Les citadelles des corsaires

 

Par Alix Martin

Souhaitons que toute la nation célèbre, avec ferveur, l’anniversaire du 20 mars 1956 qui vit le pays accéder à l’Indépendance sous la conduite du Président Habib Bourguiba.

Cette année, nous avons pensé faire une promenade nostalgique dans des sites célèbres et glorieux, d’où partaient les « corsaires barbaresques », affrontant les marines européennes dans le cadre de la rivalité opposant les Ottomans à l’Empire espagnol à partir du XVe siècle.

Prologue

Au XVe siècle, les découvertes maritimes portugaises ont aiguisé l’appétit impérialiste de l’Espagne. L’histoire des forteresses du Nord-Est tunisien s’explique par sa rivalité avec les Ottomans, le déclin des Hafsides en Ifriqiya et sans doute, le désir de revanche des Andalous chassés d’Espagne en 1610.

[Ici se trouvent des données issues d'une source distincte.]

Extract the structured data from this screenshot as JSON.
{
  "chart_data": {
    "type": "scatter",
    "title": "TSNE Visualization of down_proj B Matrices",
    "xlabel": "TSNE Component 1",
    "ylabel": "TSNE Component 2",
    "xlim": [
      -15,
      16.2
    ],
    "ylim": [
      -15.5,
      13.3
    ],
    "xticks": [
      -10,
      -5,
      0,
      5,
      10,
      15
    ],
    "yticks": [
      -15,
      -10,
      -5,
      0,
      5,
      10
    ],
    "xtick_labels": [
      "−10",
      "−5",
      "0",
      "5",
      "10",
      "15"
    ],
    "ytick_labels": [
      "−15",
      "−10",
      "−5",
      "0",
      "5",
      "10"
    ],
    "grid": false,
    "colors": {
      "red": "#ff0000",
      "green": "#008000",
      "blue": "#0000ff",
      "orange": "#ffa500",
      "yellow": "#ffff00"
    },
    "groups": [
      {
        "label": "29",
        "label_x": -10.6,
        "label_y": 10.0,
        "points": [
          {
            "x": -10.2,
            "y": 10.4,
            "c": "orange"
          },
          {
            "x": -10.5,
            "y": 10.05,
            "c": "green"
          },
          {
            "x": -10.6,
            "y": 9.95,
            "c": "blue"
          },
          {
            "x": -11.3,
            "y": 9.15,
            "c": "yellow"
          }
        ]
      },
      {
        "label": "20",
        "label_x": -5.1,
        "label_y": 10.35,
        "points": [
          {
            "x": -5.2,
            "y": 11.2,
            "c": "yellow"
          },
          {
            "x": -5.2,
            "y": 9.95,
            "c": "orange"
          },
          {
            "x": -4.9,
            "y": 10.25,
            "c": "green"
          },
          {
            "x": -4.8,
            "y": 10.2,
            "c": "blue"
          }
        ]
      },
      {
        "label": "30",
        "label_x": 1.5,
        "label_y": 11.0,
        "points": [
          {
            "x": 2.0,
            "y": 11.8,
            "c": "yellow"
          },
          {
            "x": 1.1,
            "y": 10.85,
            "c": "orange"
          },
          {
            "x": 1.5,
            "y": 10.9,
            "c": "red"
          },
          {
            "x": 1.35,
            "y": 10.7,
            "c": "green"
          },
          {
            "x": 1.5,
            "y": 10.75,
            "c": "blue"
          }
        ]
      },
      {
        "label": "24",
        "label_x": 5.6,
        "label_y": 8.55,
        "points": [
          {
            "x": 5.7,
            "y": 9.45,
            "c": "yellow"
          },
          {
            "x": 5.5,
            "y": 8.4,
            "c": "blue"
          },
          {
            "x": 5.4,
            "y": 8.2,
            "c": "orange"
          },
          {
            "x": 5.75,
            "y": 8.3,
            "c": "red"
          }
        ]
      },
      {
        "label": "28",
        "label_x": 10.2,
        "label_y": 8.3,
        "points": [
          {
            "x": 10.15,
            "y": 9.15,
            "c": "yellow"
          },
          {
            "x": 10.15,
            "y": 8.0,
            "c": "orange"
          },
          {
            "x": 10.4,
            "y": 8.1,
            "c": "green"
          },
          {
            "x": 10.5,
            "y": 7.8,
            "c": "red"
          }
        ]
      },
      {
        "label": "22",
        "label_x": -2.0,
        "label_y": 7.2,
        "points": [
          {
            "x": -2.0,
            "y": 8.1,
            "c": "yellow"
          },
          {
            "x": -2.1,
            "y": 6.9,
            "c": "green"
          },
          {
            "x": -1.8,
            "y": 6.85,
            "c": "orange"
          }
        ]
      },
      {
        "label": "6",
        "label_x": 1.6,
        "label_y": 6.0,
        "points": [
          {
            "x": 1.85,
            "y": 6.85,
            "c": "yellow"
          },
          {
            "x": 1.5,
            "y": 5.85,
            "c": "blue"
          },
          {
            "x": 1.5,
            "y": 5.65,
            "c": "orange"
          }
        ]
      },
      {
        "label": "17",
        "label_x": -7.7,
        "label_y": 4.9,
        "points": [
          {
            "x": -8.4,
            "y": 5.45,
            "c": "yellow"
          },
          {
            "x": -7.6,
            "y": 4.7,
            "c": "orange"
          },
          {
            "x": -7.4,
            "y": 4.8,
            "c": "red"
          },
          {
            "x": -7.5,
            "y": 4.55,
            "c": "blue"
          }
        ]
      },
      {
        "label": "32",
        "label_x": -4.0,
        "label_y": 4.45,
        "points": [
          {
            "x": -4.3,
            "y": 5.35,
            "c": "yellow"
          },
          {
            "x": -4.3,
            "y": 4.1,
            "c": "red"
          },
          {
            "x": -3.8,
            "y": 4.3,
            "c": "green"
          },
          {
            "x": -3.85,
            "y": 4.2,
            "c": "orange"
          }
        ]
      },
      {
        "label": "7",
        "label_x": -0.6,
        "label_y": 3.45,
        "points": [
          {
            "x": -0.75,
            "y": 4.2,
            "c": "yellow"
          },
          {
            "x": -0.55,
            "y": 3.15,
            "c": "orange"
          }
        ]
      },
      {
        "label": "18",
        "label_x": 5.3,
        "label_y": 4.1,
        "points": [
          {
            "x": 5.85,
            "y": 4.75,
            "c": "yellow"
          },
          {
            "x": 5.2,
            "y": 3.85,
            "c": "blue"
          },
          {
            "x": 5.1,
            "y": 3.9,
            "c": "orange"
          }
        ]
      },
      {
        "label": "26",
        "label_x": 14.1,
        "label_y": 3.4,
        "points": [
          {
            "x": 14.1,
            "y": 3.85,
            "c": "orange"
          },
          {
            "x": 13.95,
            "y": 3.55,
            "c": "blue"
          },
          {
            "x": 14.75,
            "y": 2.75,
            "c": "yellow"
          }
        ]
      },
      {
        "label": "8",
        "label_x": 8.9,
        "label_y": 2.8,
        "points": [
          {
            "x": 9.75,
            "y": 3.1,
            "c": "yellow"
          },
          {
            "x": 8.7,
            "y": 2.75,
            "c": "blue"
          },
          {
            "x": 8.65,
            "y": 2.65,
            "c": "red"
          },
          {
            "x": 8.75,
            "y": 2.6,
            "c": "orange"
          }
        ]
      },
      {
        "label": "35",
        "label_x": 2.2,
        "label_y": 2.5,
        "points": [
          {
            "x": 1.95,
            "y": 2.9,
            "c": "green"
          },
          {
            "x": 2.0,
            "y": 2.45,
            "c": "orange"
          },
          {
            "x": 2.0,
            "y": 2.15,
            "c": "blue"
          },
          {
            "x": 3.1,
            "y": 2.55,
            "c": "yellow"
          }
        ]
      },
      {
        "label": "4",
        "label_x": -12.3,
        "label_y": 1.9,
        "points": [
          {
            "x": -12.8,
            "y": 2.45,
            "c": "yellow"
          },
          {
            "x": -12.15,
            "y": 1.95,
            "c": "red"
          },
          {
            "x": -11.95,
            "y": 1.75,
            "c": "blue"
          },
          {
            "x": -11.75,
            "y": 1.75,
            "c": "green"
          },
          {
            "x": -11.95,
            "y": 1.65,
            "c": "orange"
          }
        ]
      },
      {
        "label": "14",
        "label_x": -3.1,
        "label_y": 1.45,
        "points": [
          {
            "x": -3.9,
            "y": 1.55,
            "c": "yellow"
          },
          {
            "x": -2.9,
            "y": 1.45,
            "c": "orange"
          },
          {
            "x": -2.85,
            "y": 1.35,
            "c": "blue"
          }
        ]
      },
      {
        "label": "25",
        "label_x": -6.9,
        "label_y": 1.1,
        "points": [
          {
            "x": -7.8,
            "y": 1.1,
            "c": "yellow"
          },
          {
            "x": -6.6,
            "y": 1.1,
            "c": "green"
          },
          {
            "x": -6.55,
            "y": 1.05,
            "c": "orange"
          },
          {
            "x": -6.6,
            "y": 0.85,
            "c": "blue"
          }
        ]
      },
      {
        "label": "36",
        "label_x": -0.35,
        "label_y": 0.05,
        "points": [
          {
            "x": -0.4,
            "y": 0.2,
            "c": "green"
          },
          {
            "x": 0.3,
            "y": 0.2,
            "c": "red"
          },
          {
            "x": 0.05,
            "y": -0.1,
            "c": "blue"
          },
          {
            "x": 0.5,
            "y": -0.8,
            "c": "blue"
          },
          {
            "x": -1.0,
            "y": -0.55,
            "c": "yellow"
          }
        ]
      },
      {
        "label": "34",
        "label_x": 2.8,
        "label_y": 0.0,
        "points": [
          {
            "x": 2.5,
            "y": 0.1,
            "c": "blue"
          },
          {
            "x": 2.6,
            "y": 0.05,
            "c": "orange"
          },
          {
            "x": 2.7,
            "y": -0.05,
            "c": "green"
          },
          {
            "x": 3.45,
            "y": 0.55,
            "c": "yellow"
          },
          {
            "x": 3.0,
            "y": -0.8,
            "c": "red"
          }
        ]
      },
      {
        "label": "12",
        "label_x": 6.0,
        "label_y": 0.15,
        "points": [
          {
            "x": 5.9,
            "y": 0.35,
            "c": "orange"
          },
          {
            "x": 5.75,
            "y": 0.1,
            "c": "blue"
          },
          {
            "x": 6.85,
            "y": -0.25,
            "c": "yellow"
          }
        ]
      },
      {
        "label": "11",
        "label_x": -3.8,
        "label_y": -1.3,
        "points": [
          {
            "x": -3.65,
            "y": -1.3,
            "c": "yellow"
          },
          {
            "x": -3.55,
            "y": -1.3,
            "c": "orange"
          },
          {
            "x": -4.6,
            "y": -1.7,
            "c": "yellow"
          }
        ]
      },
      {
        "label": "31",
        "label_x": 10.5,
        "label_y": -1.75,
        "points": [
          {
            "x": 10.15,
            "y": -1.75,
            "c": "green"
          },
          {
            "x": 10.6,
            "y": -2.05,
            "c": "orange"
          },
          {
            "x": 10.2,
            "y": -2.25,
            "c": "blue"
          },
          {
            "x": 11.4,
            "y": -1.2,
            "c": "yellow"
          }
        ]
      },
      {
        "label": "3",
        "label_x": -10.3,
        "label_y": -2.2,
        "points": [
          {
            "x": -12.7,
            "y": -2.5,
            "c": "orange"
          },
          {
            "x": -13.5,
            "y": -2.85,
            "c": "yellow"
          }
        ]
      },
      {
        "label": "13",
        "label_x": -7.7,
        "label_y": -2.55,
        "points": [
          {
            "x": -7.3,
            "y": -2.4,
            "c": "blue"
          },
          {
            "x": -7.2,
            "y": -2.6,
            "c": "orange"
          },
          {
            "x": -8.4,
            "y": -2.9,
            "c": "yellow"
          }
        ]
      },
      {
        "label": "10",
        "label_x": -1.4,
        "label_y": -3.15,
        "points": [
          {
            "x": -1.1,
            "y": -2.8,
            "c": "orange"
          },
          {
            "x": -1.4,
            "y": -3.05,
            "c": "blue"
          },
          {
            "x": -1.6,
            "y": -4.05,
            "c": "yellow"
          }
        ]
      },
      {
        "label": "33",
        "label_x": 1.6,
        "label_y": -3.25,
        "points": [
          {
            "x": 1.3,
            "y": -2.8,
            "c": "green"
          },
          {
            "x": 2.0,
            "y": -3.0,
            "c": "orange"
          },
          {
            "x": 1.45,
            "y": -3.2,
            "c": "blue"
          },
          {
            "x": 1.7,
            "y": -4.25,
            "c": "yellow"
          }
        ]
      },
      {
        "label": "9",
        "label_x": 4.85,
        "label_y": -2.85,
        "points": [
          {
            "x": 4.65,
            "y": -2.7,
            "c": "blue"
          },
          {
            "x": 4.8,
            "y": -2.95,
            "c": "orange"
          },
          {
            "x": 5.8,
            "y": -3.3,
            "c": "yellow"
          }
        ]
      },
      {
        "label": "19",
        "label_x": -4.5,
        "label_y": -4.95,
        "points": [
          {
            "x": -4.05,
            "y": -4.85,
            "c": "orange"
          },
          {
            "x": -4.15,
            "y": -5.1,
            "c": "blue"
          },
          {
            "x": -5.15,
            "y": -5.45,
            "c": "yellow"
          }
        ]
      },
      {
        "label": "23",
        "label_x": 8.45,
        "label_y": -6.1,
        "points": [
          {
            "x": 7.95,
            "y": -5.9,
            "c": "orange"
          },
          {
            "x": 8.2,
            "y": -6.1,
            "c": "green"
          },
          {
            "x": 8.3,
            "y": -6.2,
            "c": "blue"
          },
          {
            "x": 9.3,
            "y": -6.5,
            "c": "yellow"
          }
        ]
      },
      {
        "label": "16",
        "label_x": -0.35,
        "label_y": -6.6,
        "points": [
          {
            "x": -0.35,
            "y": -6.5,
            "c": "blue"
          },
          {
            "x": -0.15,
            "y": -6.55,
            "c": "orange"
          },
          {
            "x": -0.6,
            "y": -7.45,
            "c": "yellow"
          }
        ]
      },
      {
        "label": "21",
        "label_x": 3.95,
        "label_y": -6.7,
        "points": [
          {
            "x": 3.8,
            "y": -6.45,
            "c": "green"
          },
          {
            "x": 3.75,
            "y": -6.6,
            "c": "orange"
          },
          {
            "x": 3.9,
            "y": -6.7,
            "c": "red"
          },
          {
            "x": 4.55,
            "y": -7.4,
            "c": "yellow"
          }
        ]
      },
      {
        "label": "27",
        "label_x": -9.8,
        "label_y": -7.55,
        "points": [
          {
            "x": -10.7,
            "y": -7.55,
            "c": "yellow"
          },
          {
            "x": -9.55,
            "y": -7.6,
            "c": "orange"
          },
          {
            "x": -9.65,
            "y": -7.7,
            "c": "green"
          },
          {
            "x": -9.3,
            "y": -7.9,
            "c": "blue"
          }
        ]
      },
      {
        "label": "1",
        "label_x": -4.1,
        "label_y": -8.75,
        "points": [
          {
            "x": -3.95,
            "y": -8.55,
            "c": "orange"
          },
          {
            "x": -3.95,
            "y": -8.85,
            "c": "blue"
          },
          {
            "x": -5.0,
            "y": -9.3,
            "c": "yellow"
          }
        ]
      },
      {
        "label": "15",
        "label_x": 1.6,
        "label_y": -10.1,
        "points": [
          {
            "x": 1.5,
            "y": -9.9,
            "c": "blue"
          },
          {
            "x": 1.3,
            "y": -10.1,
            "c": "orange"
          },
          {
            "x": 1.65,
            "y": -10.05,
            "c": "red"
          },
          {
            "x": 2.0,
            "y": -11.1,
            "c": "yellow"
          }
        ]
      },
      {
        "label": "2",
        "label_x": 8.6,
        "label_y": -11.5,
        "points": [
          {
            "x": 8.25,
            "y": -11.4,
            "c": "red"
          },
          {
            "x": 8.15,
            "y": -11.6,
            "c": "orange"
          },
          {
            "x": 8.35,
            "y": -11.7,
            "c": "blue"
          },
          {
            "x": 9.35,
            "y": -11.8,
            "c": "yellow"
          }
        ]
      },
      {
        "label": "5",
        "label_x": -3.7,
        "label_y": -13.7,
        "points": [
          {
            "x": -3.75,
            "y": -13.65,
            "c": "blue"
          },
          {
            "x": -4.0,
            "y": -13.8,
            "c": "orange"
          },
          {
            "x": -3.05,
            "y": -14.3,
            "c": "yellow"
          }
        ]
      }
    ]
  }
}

Dès le XIVe siècle, les premiers corsaires maghrébins attaquent. Les Républiques italiennes puis l’Espagne contre-attaquent. Mais, en 1453, les Turcs prennent Constantinople et élèvent la « Course » à la hauteur d’une institution.

Benzart / bizerte

Dès le début du XVIe siècle, les corsaires bizertins livrent, au large de Jerba, des combats contre des Français. Le 13 juillet 1534, Khair-Eddine mouille devant Benzart et s’empare de Tunis. L’année suivante Charles Quint s’empare de Benzart qui est pillée.

Il semble que le premier « fort d’Espagne » ait été bâti par les Espagnols en 1557, sans doute, sur l’emplacement d’un ancien Ribat. Il occupe une position très avantageuse : il surveille la ville construite à ses pieds, le port et la rade.

Mais, cette citadelle ne résiste pas au retour des Turcs qui reprennent Benzart en 1572, même si Don Juan, le vainqueur de la bataille de Lépante, la reconquiert l’année suivante. La ville sera définitivement perdue lors de la prise de Tunis par Sinan Pacha en 1574.

Le plus important ouvrage fortifié de Benzart semble avoir été construit à la demande d’Eulj Ali, Beylerbey. Il affecte la forme d’un polygone à treize côtés bâti en grande partie en terre pilonnée, qui résiste mieux aux impacts des boulets de canon, avec un parement extérieur en pierres de taille. L’unique porte, surmontée d’un « assommoir », donne accès à une cour occupée par des casemates qui ont été très remaniées par la suite.

L’œuvre originale de l’architecte turc : Caïd Farhat fut transformée sous le règne d’Ali Pacha après un bombardement français de 1740. Au polygone étoilé à quatre branches, aux murs épais d’une vingtaine de mètres, fut ajoutée, au Nord, une large plate-forme à canons.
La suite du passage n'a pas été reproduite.